Ninova şehri; o günkü dünyanın 5 önemli merkezi olma özelliğini taşıyordu:
1- Ticarî Merkezi
2- İlmi Merkezi
3- Sanat Merkezi
4- Kültür Merkezi
5- Zevk Merkezi
Eskiçağ tarihinde büyük bir öneme sahip olan Kral yolu Ege sahillerinde Efes’ten, yine Eskiçağ dünyasının önemli ulaşım eksenlerinden birini teşkil eden Karadeniz-Kuzey Mezopotamya yolu da Amisos’tan (Samsun) başlayarak Ninevâ’da sona eriyordu.
Hz. Yûnus’un (as) ilk devrede 33 yıl süren tebliğ mücadelesi ve bunun bize verdiği mesajları
Yûnus (as); otuz üç yıl, kavmini, Allah’a iman ve ibadete davet ettiği halde, kendisine, iki kişiden başka iman eden olmadı.Sa’lebî bu iki kişinin ismini de verir. İman edenlerden birisi İlim ve hikmet sahibi Rubil, diğeri de, âbid ve zâhid Tenuh idi. (Sâlebî, Arais s.408)

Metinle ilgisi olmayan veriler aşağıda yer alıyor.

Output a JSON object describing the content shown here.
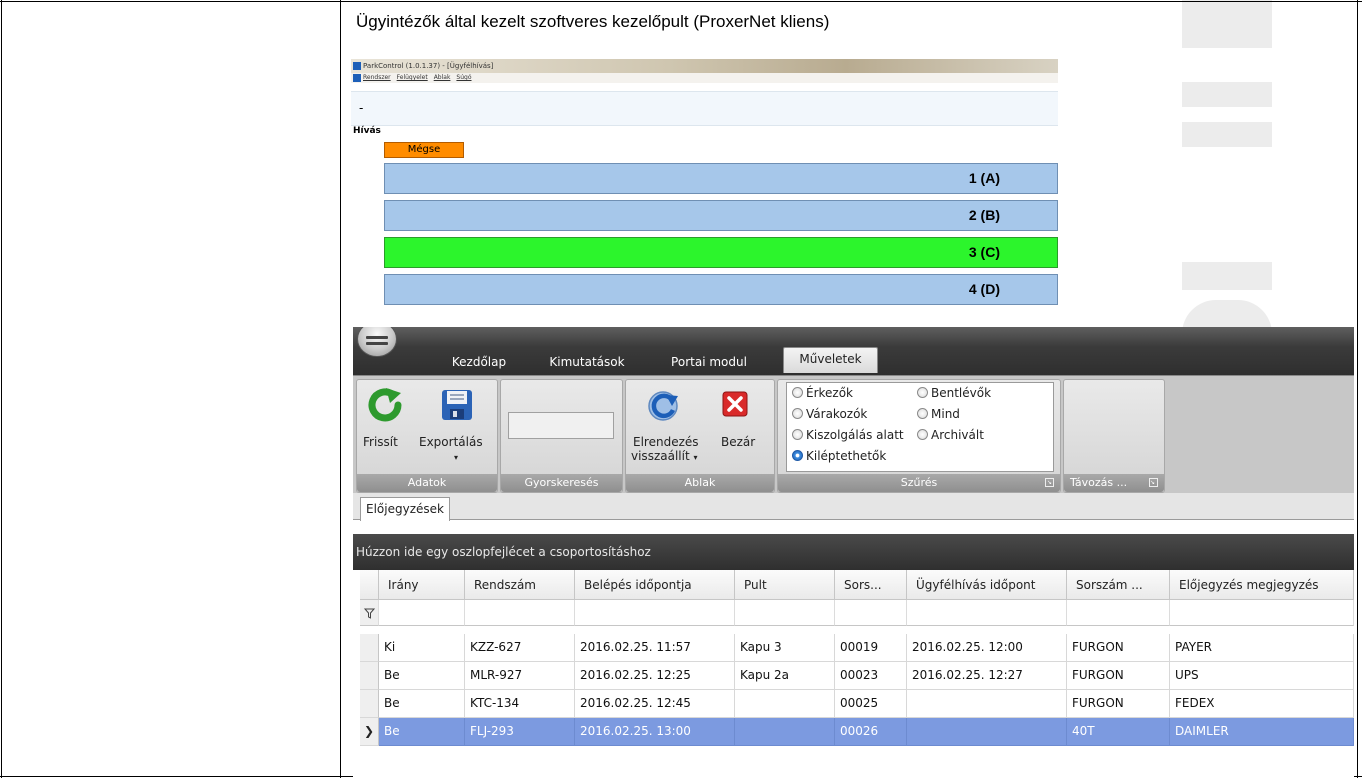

Hz. Yûnus’un 33 yıl süren tebliğ mücadelesinden alınması gereken mesajlar:
1- Tebliğ ve davet meselesi çok ama çok zor bir meseledir.
2- Kesinlikle usulüne ve fıkhına göre yapılmalıdır.
3- Israr ve tekrar bu meselenin en önemli iki esasıdır.
4- Muhatapları düşmanlaştırmadan merhametle yapılmaya özen gösterilmelidir.
5- Asla neticeye takılmadan sürdürülmelidir.
Ödevimiz:
Sâffât suresi 37/139-144 6 âyet
Enbiyâ 21/87, 88 2 âyet
Kalem 68/48-50 3 âyet
Mevlâ anlayabilmeyi hepimize nasip eylesin.